SASE and the Fortinet Advantage
For SASE to work well, all of its components need to interoperate as a single integrated system—connectivity, networking, and security elements alike.
Fortinet has been delivering core SASE requirements—plus much more—for years as part of our vision for security-driven networking. Now, along with our recent strategic acquisition of OPAQ Networks, Fortinet can deliver the most complete SASE platform there is.
Fortinet offers the most comprehensive and flexible SASE solution available today.
FAQs
What is SASE?
Secure Access Service Edge (SASE) refers to network architecture that combines security and software-defined wide-area networking (SD-WAN) in a cloud-hosted service. SASE has the potential to improve the security of a wide-area network (WAN) while also supplying adequate bandwidth for each application. SASE is scalable, and vendors typically charge according to usage.

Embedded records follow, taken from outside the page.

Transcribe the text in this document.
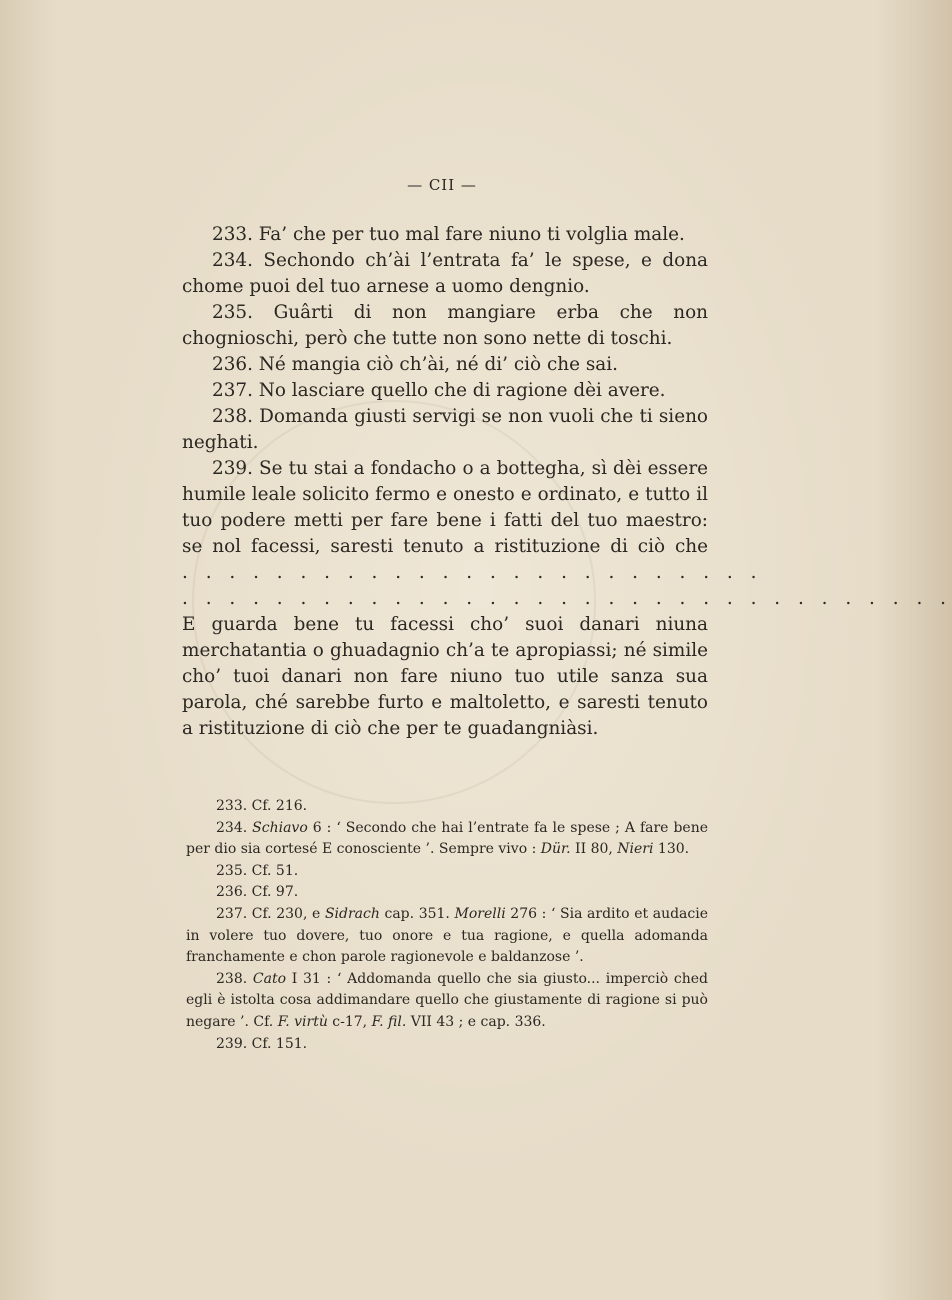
— CII —

233. Fa’ che per tuo mal fare niuno ti volglia male.

234. Sechondo ch’ài l’entrata fa’ le spese, e dona chome puoi del tuo arnese a uomo dengnio.

235. Guârti di non mangiare erba che non chognioschi, però che tutte non sono nette di toschi.

236. Né mangia ciò ch’ài, né di’ ciò che sai.

237. No lasciare quello che di ragione dèi avere.

238. Domanda giusti servigi se non vuoli che ti sieno neghati.

239. Se tu stai a fondacho o a bottegha, sì dèi essere humile leale solicito fermo e onesto e ordinato, e tutto il tuo podere metti per fare bene i fatti del tuo maestro: se nol facessi, saresti tenuto a ristituzione di ciò che . . . . . . . . . . . . . . . . . . . . . . . . .

. . . . . . . . . . . . . . . . . . . . . . . . . . . . . . . . .

E guarda bene tu facessi cho’ suoi danari niuna merchatantia o ghuadagnio ch’a te apropiassi; né simile cho’ tuoi danari non fare niuno tuo utile sanza sua parola, ché sarebbe furto e maltoletto, e saresti tenuto a ristituzione di ciò che per te guadangniàsi.

233. Cf. 216.

234. Schiavo 6 : ‘ Secondo che hai l’entrate fa le spese ; A fare bene per dio sia cortesé E conosciente ’. Sempre vivo : Dür. II 80, Nieri 130.

235. Cf. 51.

236. Cf. 97.

237. Cf. 230, e Sidrach cap. 351. Morelli 276 : ‘ Sia ardito et audacie in volere tuo dovere, tuo onore e tua ragione, e quella adomanda franchamente e chon parole ragionevole e baldanzose ’.

238. Cato I 31 : ‘ Addomanda quello che sia giusto... imperciò ched egli è istolta cosa addimandare quello che giustamente di ragione si può negare ’. Cf. F. virtù c-17, F. fil. VII 43 ; e cap. 336.

239. Cf. 151.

What is the SASE Framework?
The SASE framework refers to the collection of cloud-based services that combine SD-WAN and security. How the SASE framework is set up depends on the client and the security policies needed. The specific security service and SD-WAN solution can be tailored for each organization’s requirements.
What are the key components of SASE?
The key components of SASE include an SD-WAN, a methodology for inspecting and enforcing security policies, and cloud architecture to host the SASE setup. Also, the identity of each user can include, but should not be limited to, an Internet Protocol (IP) address. This allows users to connect on several devices, depending on what they need to use.
What is SASE architecture?
SASE architecture refers to the framework used to implement SASE. It includes three key elements: an SD-WAN, security protocols, and cloud architecture for hosting the SASE. SASE architecture gives users the flexibility to access their WAN by logging in using the public internet through a protected, secure connection.